There are a number of known gasket configurations for improving the
performance of the
gaskets. For example, copper o-rings may be provided around the coolant
passage to
prevent leakage. However, the copper o-rings do not expand and contract
sufficiently
with temperature changes. Also, because of the aforementioned space
constraint, field
technicians occasionally strike the o-ring with a hammer in order to fit the
gasket into the
application. Both of these conditions may cause gasket failure resulting in
coolant leaks.
Another known gasket configuration includes an EPDM material (ethylene
propylene
diene monomer) grommet that is glued to the inner diameter of a copper o-ring.
The
grommet may be exposed to temperatures as high as approximately 313 F (156
C).
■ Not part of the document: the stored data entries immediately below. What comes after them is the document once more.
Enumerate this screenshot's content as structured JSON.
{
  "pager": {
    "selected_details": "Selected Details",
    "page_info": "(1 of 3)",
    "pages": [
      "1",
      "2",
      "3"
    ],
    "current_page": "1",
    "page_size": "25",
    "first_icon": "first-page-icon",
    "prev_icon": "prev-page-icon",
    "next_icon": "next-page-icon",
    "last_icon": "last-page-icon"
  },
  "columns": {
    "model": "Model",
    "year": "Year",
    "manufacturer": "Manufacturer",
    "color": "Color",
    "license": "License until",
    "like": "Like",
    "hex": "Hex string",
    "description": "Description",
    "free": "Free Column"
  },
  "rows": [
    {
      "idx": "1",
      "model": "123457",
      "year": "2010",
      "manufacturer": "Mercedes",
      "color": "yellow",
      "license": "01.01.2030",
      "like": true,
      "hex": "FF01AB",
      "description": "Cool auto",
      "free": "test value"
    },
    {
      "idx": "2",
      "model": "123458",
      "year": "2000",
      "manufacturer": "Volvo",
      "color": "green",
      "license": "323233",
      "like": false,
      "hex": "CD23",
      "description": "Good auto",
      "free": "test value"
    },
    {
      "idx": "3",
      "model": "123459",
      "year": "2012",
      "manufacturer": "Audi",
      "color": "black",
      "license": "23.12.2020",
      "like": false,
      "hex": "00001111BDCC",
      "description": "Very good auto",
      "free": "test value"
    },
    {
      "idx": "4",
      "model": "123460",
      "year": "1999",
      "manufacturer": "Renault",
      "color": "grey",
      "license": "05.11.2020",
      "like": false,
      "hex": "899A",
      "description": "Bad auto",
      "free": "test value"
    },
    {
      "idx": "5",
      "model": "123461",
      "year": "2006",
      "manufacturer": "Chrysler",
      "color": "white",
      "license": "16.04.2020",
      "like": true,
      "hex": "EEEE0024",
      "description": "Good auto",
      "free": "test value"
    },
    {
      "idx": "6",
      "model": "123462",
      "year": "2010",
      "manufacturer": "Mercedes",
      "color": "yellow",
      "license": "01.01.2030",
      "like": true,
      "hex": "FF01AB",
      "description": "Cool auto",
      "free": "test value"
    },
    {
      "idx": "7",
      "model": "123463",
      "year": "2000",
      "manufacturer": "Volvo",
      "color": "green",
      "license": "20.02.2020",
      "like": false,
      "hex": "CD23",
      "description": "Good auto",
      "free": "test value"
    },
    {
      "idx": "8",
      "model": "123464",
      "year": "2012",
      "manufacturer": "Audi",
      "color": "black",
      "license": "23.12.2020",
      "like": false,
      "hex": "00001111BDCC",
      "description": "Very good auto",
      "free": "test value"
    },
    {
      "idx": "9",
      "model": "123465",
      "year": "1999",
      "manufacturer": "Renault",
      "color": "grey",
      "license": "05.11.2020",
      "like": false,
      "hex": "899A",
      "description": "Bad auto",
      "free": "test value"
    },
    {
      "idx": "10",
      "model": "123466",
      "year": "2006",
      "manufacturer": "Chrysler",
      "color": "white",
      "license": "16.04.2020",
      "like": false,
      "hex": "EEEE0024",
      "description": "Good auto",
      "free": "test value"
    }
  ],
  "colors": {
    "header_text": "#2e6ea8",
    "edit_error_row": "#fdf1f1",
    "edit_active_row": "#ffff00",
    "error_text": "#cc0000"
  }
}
In
many cases, the EPDM material cannot withstand the high application
temperature to
which it is exposed. Also, because the grommet ID is smaller than the coolant
passage
the grommet may be damaged by the flow of coolant in the coolant passage. This
known
design may adequately seal the exhaust port but does not effectively seal the
coolant
passage.
BRIEF DESCRIPTION OF THE INVENTION
Thus, there is a need for a gasket assembly that effectively seals the exhaust
port and the
coolant passage and that is not susceptible to failure resulting from the
extreme
temperature gradients and exposure to the coolant.
In some embodiments a gasket assembly is provided including a gasket element
having at
least one opening through which the coolant flows; and at least one coolant
seal disposed
in the opening. The coolant seal includes a ring and a protective cover that
reduces the
surface area of the ring that is in direct contact with the coolant.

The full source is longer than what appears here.